L’expression “Féminisation d’un métier” existe parce que pendant longtemps, certaines professions ne semblaient accessibles qu’aux hommes. Cette croyance obligeait des femmes compétentes à renoncer à leur passion parce que la société s’employait à leur répéter que “certains métiers ne sont pas faits pour les femmes, c’est trop compliqué, tu ne vas pas t’en sortir”. Heureusement, les croyances ont évolué et de plus en plus de femmes refusent de se laisser convaincre de renoncer à leurs rêves ou de limiter leurs ambitions. À travers cette série, Emedia.sn vous permet d’aller à la rencontre de femmes qui excellent dans des métiers rattachés aux sciences, à la technologie, à l’ingénierie, à l’aviation, au cinéma, etc. Focus.
Marianne Seck Tall
“Le génie-civil, c’est compliqué, tu ne vas pas t’en sortir”. Ce commentaire négatif et ses variantes toutes aussi défaitistes, Marianne Seck Tall l’a entendu assez souvent sans jamais se laisser convaincre ou distraire. Le temps a donné raison à ses efforts et à sa grande confiance en elle. En effet, en septembre 2019, le Sénégal a inauguré la plus grande mosquée d’Afrique de l’Ouest dont elle a dirigé la construction pendant 7 ans en tant qu’ingénieure conductrice de travaux. Quand, à seulement 31 ans, on compte à son actif la conduite des travaux d’un édifice comme Massalikoul Djinane, on peut être tenté de nourrir un sentiment de suffisance. Pourtant, Marianne Seck Tall reste humble et reconnait qu’elle a encore beaucoup à apprendre et à accomplir. Aujourd’hui, cette jeune maman est la Co-fondatrice de MDC Construction Sénégal, une startup spécialisée dans l’expertise et l’exécution de travaux de bâtiments et qui comporte une branche dédiée à la construction écologique et économique.

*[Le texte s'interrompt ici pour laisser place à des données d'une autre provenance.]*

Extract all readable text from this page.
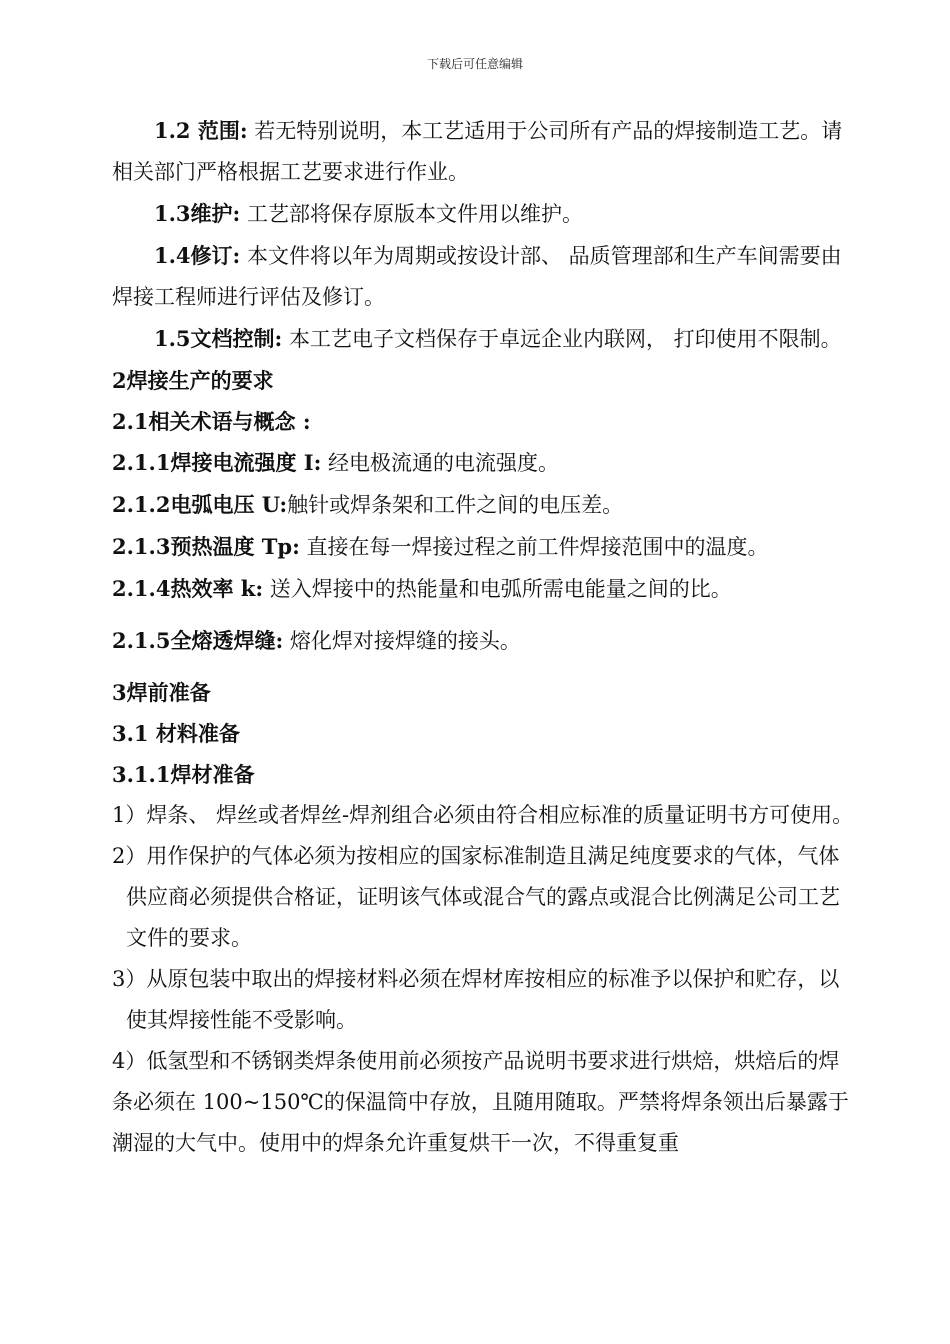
下载后可任意编辑

1.2 范围: 若无特别说明，本工艺适用于公司所有产品的焊接制造工艺。请相关部门严格根据工艺要求进行作业。

1.3维护: 工艺部将保存原版本文件用以维护。

1.4修订: 本文件将以年为周期或按设计部、 品质管理部和生产车间需要由焊接工程师进行评估及修订。

1.5文档控制: 本工艺电子文档保存于卓远企业内联网， 打印使用不限制。

2焊接生产的要求

2.1相关术语与概念 :

2.1.1焊接电流强度 I: 经电极流通的电流强度。

2.1.2电弧电压 U:触针或焊条架和工件之间的电压差。

2.1.3预热温度 Tp: 直接在每一焊接过程之前工件焊接范围中的温度。

2.1.4热效率 k: 送入焊接中的热能量和电弧所需电能量之间的比。

2.1.5全熔透焊缝: 熔化焊对接焊缝的接头。

3焊前准备

3.1 材料准备

3.1.1焊材准备

1）焊条、 焊丝或者焊丝-焊剂组合必须由符合相应标准的质量证明书方可使用。

2）用作保护的气体必须为按相应的国家标准制造且满足纯度要求的气体，气体供应商必须提供合格证，证明该气体或混合气的露点或混合比例满足公司工艺文件的要求。

3）从原包装中取出的焊接材料必须在焊材库按相应的标准予以保护和贮存，以使其焊接性能不受影响。

4）低氢型和不锈钢类焊条使用前必须按产品说明书要求进行烘焙，烘焙后的焊条必须在 100~150℃的保温筒中存放，且随用随取。严禁将焊条领出后暴露于潮湿的大气中。使用中的焊条允许重复烘干一次，不得重复重
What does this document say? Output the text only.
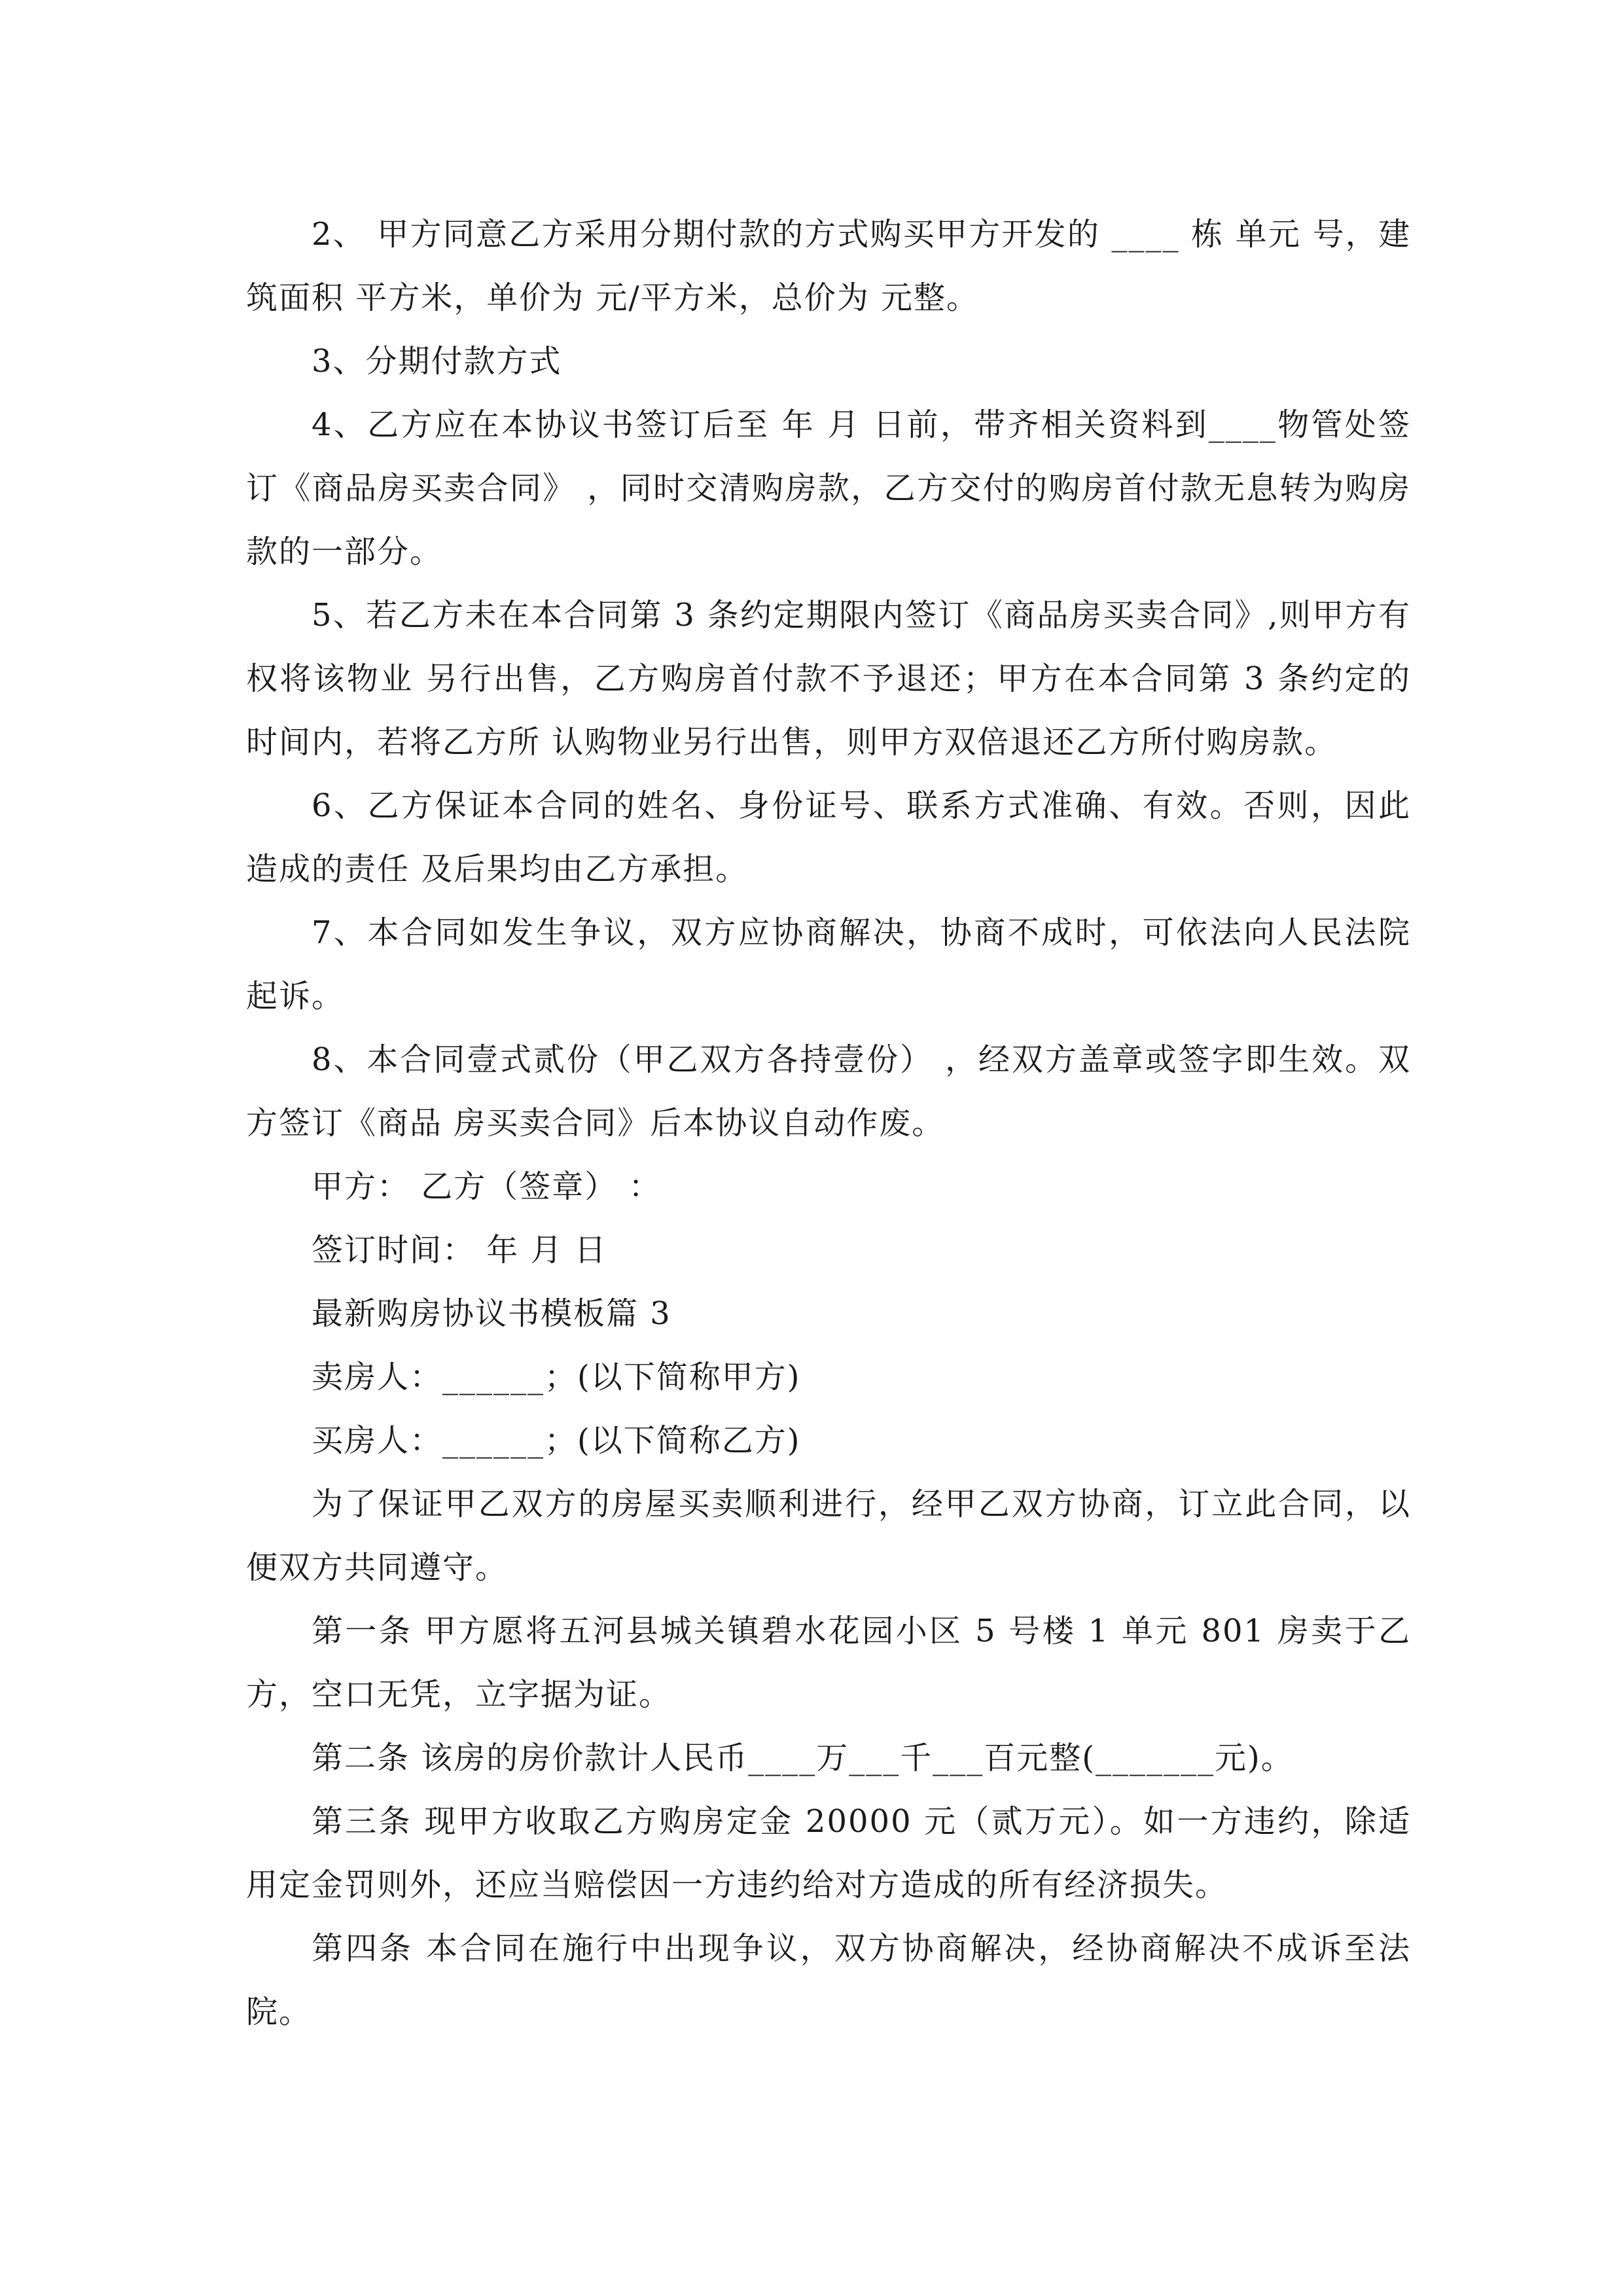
2、 甲方同意乙方采用分期付款的方式购买甲方开发的 ____ 栋 单元 号，建筑面积 平方米，单价为 元/平方米，总价为 元整。

3、分期付款方式

4、乙方应在本协议书签订后至 年 月 日前，带齐相关资料到____物管处签订《商品房买卖合同》 ，同时交清购房款，乙方交付的购房首付款无息转为购房款的一部分。

5、若乙方未在本合同第 3 条约定期限内签订《商品房买卖合同》,则甲方有权将该物业 另行出售，乙方购房首付款不予退还；甲方在本合同第 3 条约定的时间内，若将乙方所 认购物业另行出售，则甲方双倍退还乙方所付购房款。

6、乙方保证本合同的姓名、身份证号、联系方式准确、有效。否则，因此造成的责任 及后果均由乙方承担。

7、本合同如发生争议，双方应协商解决，协商不成时，可依法向人民法院起诉。

8、本合同壹式贰份（甲乙双方各持壹份） ，经双方盖章或签字即生效。双方签订《商品 房买卖合同》后本协议自动作废。

甲方： 乙方（签章） ：

签订时间： 年 月 日

最新购房协议书模板篇 3

卖房人：______；(以下简称甲方)

买房人：______；(以下简称乙方)

为了保证甲乙双方的房屋买卖顺利进行，经甲乙双方协商，订立此合同，以便双方共同遵守。

第一条 甲方愿将五河县城关镇碧水花园小区 5 号楼 1 单元 801 房卖于乙方，空口无凭，立字据为证。

第二条 该房的房价款计人民币____万___千___百元整(_______元)。

第三条 现甲方收取乙方购房定金 20000 元（贰万元）。如一方违约，除适用定金罚则外，还应当赔偿因一方违约给对方造成的所有经济损失。

第四条 本合同在施行中出现争议，双方协商解决，经协商解决不成诉至法院。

Ayant fait toutes ses études à Dakar, elle représente une fierté pour l’école sénégalaise et notamment l’École Supérieur Polytechnique (ESP) dont elle est diplômée. Elle est aussi une source de fierté pour ses parents qui l’ont toujours encouragée et soutenue. Aux jeunes filles, elle conseille de tout faire pour identifier leur véritable passion et se garder de tout suivisme. “Ne faites pas quelque chose parce que quelqu’un d’autre le fait ou parce que vous croyez que c’est ce qui est attendu de vous”, conseille celle qui a opté pour le génie civil alors que son père la voyait plus en génie informatique. Ce qui l’attire dans la construction, c’est le fait de pouvoir transformer un terrain vague en une merveille architecturale. Elle est allée au bout de ses rêves et est devenue une référence dans le domaine car, “Quand on aime ce qu’on fait, on peut exceller”. Pour elle, la passion est ce qui aide à dissiper les doutes, à consentir à des sacrifices et à triompher des difficultés pour atteindre ses objectifs les plus fous.
Ndeye Maty Ndiaye
Démocratiser l’accès à l’énergie et contribuer à protéger l’environnement. Tels sont les deux objectifs que les recherches de Ndeye Maty Ndiaye pourraient aider le Sénégal à atteindre. Sensible au manque d’électricité qui plongent certaines zones rurales dans le noir, elle participe à la mise au point de piles et batteries qui devraient permettre de stocker de l’énergie en plus grande quantité et pour un temps prolongé. Les batteries et piles conventionnelles contiennent des produits chimiques dangereux et qui, arrivées en fin de cycle, deviennent des déchets toxiques polluants. Ndeye Maty travaille en laboratoire sur la possibilité de remplacer les produits chimiques par des déchets végétaux comme les coques d’arachide ou les feuilles d’hibiscus dont la capacité de stockage d’énergie est six fois plus importante que ce qui est disponible sur le marché. Si ces recherches s’avèrent concluantes, il sera non seulement possible de renoncer aux produits chimiques dangereux, mais on pourra également donner une seconde vie à des produits organiques habituellement jetés comme déchets.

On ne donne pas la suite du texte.